Dodgers' Achilles heel still glaringly apparent despite Seoul Series win over Padres

2024 Seoul Series - Los Angeles Dodgers v San Diego Padres
2024 Seoul Series - Los Angeles Dodgers v San Diego Padres / Chung Sung-Jun/GettyImages

The first several innings of the Dodgers' first regular season game were kind of, to put it lightly, a snooze. The score was 2-1 Padres until the top of the eighth, when the Dodgers powered to a 5-2 lead thanks, in part, to some good hitting from Mookie Betts and Shohei Ohtani and thanks, in larger part, to a ripped glove that stuck Jake Cronenworth with his first error of the season and scored a run for LA.

A win is a win, sure, but in the run-deficient first seven innings of today's game, the Dodgers put at least one hitter on base per inning (partially thanks to a whopping nine walks given up by the Padres' pitching staff) and their only run during that time came from a Jason Heyward sac fly. They even loaded the bases against Yu Darvish in the third but failed to bring any of their baserunners home.

By the end of the seventh, Dodgers batters were 0-13 with runners on base and 0-7 with runners in scoring position, harkening back to postseasons of years past. It definitely gave Dodgers fans some rough flashbacks and reason to be concerned about how well the Dodgers will be able to hit with pressure on this season.

Despite win over Padres on Opening Day, Dodgers failed to capitalize on multiple opportunities to score

During the regular season last year, the Dodgers were one of the best offensive teams with runners in scoring position. They had a team line of .276/.370/.449 — the third best batting average in the league and the best on-base percentage with men on — but they haven't been able to carry that over into the postseason. Postseason visits in 2021, 2022, and 2023 all featured incredibly frustrating hitting, even when you take RISP out of the equation. 2021-2023 featured .225, .227, and .177 overall team batting averages in the postseason.

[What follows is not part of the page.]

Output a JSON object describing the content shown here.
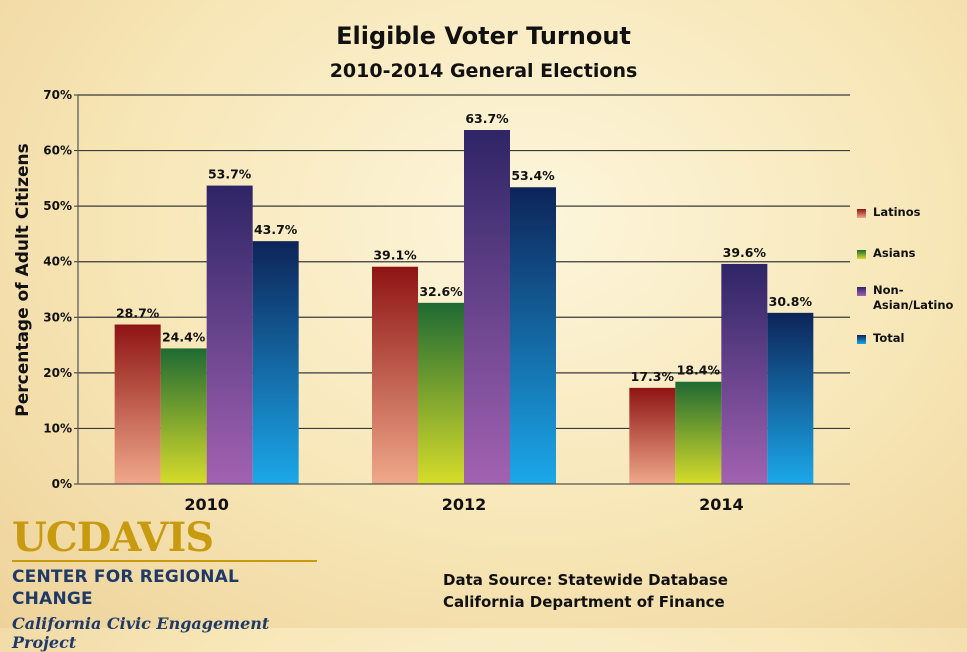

Maybe the Dodgers are just shaking off some of bad vibes from last year's NLDS, but fans have been badly burned in the past and aren't wrong for being a bit concerned about the team's performance today, despite the win. After the absolute success of this offseason, watching the team immediately flame out in the postseason (again), with the same exact problems as they've always had, is almost impossible to fathom. We don't need grand slams every time the bases are loaded, but let's at least score one in those scenarios. Please?